Monday, April 23, 2012

What is your meter?

So, David and I never argue (ha ha) and if we do it's over serious stuff like world peace and who should run which country.  Thus, a few weeks ago during one of our world altering non-fights -who should pick up the coffee beans- I threw a fit that it should not be me because I was going in the opposite direction by a whole 2 miles!
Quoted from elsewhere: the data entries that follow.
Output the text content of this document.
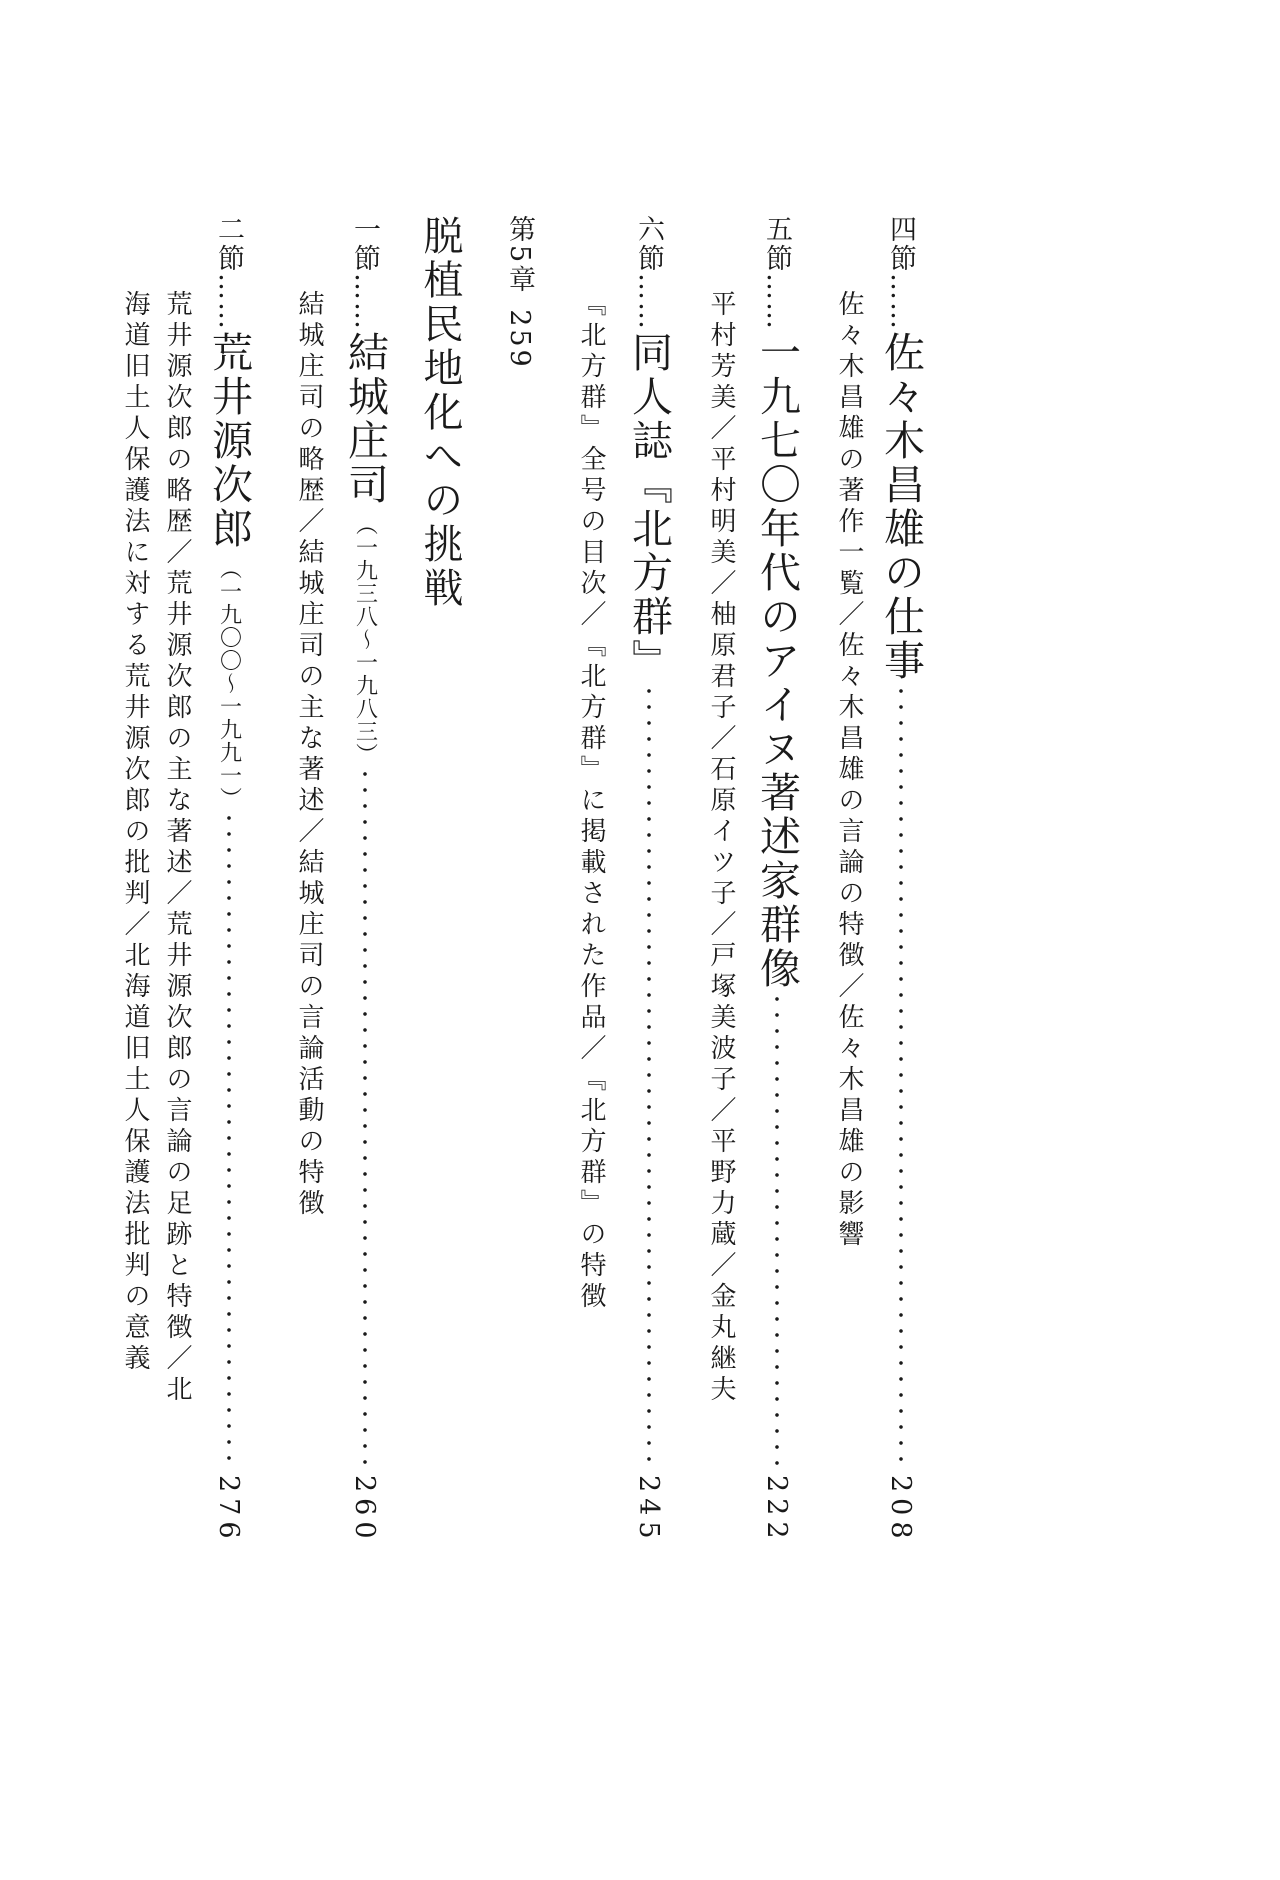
四節
……
佐々木昌雄の仕事
208
佐々木昌雄の著作一覧／佐々木昌雄の言論の特徴／佐々木昌雄の影響
五節
……
一九七〇年代のアイヌ著述家群像
222
平村芳美／平村明美／柚原君子／石原イツ子／戸塚美波子／平野力蔵／金丸継夫
六節
……
同人誌『北方群』
245
『北方群』全号の目次／『北方群』に掲載された作品／『北方群』の特徴
第5章259
脱植民地化への挑戦
一節
……
結城庄司
（一九三八～一九八三）
260
結城庄司の略歴／結城庄司の主な著述／結城庄司の言論活動の特徴
二節
……
荒井源次郎
（一九〇〇～一九九一）
276
荒井源次郎の略歴／荒井源次郎の主な著述／荒井源次郎の言論の足跡と特徴／北
海道旧土人保護法に対する荒井源次郎の批判／北海道旧土人保護法批判の意義
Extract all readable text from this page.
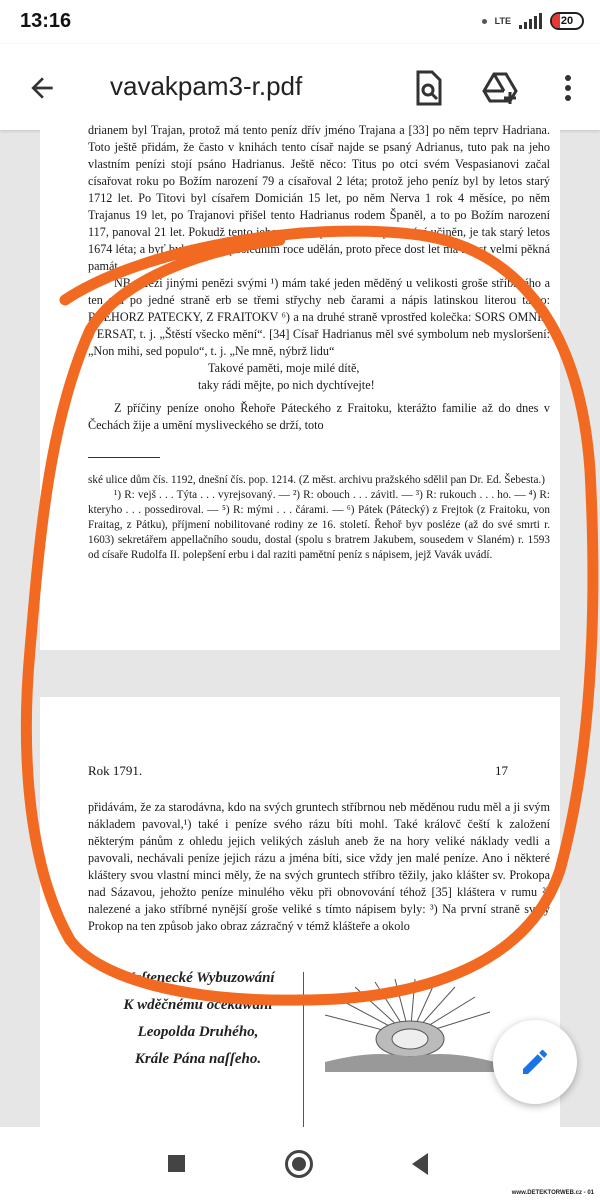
13:16	LTE	20
vavakpam3-r.pdf

drianem byl Trajan, protož má tento peníz dřív jméno Trajana a [33] po něm teprv Hadriana. Toto ještě přidám, že často v knihách tento císař najde se psaný Adrianus, tuto pak na jeho vlastním penízi stojí psáno Hadrianus. Ještě něco: Titus po otci svém Vespasianovi začal císařovat roku po Božím narození 79 a císařoval 2 léta; protož jeho peníz byl by letos starý 1712 let. Po Titovi byl císařem Domicián 15 let, po něm Nerva 1 rok 4 měsíce, po něm Trajanus 19 let, po Trajanovi přišel tento Hadrianus rodem Španěl, a to po Božím narození 117, panoval 21 let. Pokudž tento jeho peníz v prvním roce panování učiněn, je tak starý letos 1674 léta; a byť byl třebas v posledním roce udělán, proto přece dost let má a jest velmi pěkná památ.

NB. Mezi jinými penězi svými ¹) mám také jeden měděný u velikosti groše stříbrného a ten má po jedné straně erb se třemi střychy neb čarami a nápis latinskou literou takto: RZEHORZ PATECKY, Z FRAITOKV ⁶) a na druhé straně vprostřed kolečka: SORS OMNIA VERSAT, t. j. „Štěstí všecko mění“. [34] Císař Hadrianus měl své symbolum neb mysloršení: „Non mihi, sed populo“, t. j. „Ne mně, nýbrž lidu“

Takové paměti, moje milé dítě,

taky rádi mějte, po nich dychtívejte!

Z příčiny peníze onoho Řehoře Páteckého z Fraitoku, kterážto familie až do dnes v Čechách žije a umění mysliveckého se drží, toto

ské ulice dům čís. 1192, dnešní čís. pop. 1214. (Z měst. archivu pražského sdělil pan Dr. Ed. Šebesta.)

¹) R: vejš . . . Týta . . . vyrejsovaný. — ²) R: obouch . . . závitl. — ³) R: rukouch . . . ho. — ⁴) R: kteryho . . . possediroval. — ⁵) R: mými . . . čárami. — ⁶) Pátek (Pátecký) z Frejtok (z Fraitoku, von Fraitag, z Pátku), příjmení nobilitované rodiny ze 16. století. Řehoř byv posléze (až do své smrti r. 1603) sekretářem appellačního soudu, dostal (spolu s bratrem Jakubem, sousedem v Slaném) r. 1593 od císaře Rudolfa II. polepšení erbu i dal raziti pamětní peníz s nápisem, jejž Vavák uvádí.

Rok 1791.	17

přidávám, že za starodávna, kdo na svých gruntech stříbrnou neb měděnou rudu měl a ji svým nákladem pavoval,¹) také i peníze svého rázu bíti mohl. Také královč čeští k založení některým pánům z ohledu jejich velikých zásluh aneb že na hory veliké náklady vedli a pavovali, nechávali peníze jejich rázu a jména bíti, sice vždy jen malé peníze. Ano i některé kláštery svou vlastní minci měly, že na svých gruntech stříbro těžily, jako klášter sv. Prokopa nad Sázavou, jehožto peníze minulého věku při obnovování téhož [35] kláštera v rumu ²) nalezené a jako stříbrné nynější groše veliké s tímto nápisem byly: ³) Na první straně svatý Prokop na ten způsob jako obraz zázračný v témž klášteře a okolo

Waſtenecké Wybuzowání
K wděčnému očekáwání
Leopolda Druhého,
Krále Pána naſſeho.
www.DETEKTORWEB.cz - 01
Perry who was accompanying me said" I really don't like it when you yell at Dad".  Who, me? I never yell! Then he tried to persuade me to pick up the coffee beans anyhow and when I resisted, he volunteers the following: "You know Mama, I have these meters in my head and right now the happiness and divorce meters are running at full speed."  If you were to pick up the coffee, the happiness meter would go up and the divorce meter would go down, so can we do it please?"  Needless to say, we went for coffee beans...

Wednesday, March 14, 2012

How Do You Party?

When I was a little girl, it wasn’t a party unless my hair was curled (think Shirley Temple but black hair of course!) and my dress was new.  When I was a teenager it wasn’t a party unless the boys were pimple faced, awkward and wouldn’t dare to speak to you, but did ask somebody who asked somebody who you are.  In the college days it wasn’t a party, unless the music was loud (Madonna, Prince, Boy George, yes, I am THAT old!), and one of your friend’s was nursing a broken heart so you could drag her to the dance floor for Whitney Houston’s “I wanna dance with somebody who loves me”…
Last Sunday we hosted my Mom’s 63rd birthday party at lunch time.  We ate for 4 hours straight and just sat around enjoying time with extended family when Perry (9 yrs old) comes up and says “Mom, this is NOT a party!”  I asked him why not?  His response: “At a real party, people have red plastic cups in their hands, sometimes with name tags and they walk around talking to each other.  You guys are just sitting here with empty hands and just hanging out.”  Until then, I seriously thought we were having a party…
So I asked my husband for his definition of a party.  His response: “A cigar and good scotch.” I asked Ava (5 yrs old) of her definition of a party. Her response: “Only girls, butterflies, a pink cake, and a girl story book.”

Tuesday, March 13, 2012

Family Principles

Can you tell both David and I have been in consulting way to long? It seems as if we are incapable of having a conversation that does not involve principles, goals, mission, target states, roadmaps etc. etc.
During a family dinner, I asked all to come up with some principles that we as a family should live by and the kids wanted to know what that means. We were both tempted to start consulting speak when sanity took over and I said “just some nice rules for you all to remember way after I am dead!”. Ava chimed in: “Parents should never yell at their children”…. Sigh, do we really yell at them that much? Perry pipes in: “Parents should give children all the money they want without chores attached to them.” “Not happening” Mr. Perry. They goofed around for a little while longer covering all the “No farting” “No Pooping” and what not that kids their age bring into every conversation, but I must say, I am so proud of all. Here are the 10 Mentzer Principles all agreed on:
1. Love God
2. Surround yourself with people who love you.
3. Oost West, Thuis Best
4. Be Thankful
5. Have Integrity
6. Work Hard, Play Hard
7. Assemble a Family that includes friends
8. Read
9. Travel
10. Embrace all cultures

Tuesday, January 31, 2012

Seeking a Connection with your Maker

I am far from religious, but I always have faith, you may hold my Christian schooling responsible for that, but before you judge, the ONLY reason my parents put me in Christian school is because they offered the best academic programs in the country, faith and religion were an afterthought, if that….not to mention that I was raised amidst many other religions.  My maternal grandmother was Muslim and my paternal grandmother Hindu, - both practicing by the way- while my native Indian paternal grandfather has us praying to trees to ensure safe entry into the rainforest.  How I miss the holidays (read: food) associated with all of these religious celebrations.

Today, I make it to church on average once a month and leave it mostly to my husband, who tried to convince me I need to play a larger role in getting the kids to church, but research shows it does not matter what the mother does, the father’s behavior has more impact in religious matters, so off the hook I am.

A few weeks ago we hosted an atheist visitor from China who did not speak ANY English and through a translator requested to accompany us to church.  I found it a rather strange request considering the language barrier, but off to Dulin United Methodist church we went.  Our visitor videotaped the service as well as the physical church decorations, pews and all.  She seemed to take it all in, leaving me quite perplexed as she did not videotape what I would have considered “more important” and personal events to her during her 9 day stay in the US.  It made me ponder why such deep interest from a non-believer? So I discussed it with a friend who told me that for many Chinese people, being in church and attending a service is a very unique experience.  Okay, I understand, but I cannot help but think about the time when my father who never stepped foot in a church was dying and one of his last words were a request for a Catholic burial throwing the entire non-Catholic family in a frenzy.

Thus, I ask, is there something innate in our humanness that make us seek out God or a higher being whether we’re near dead or alive? Your thoughts please?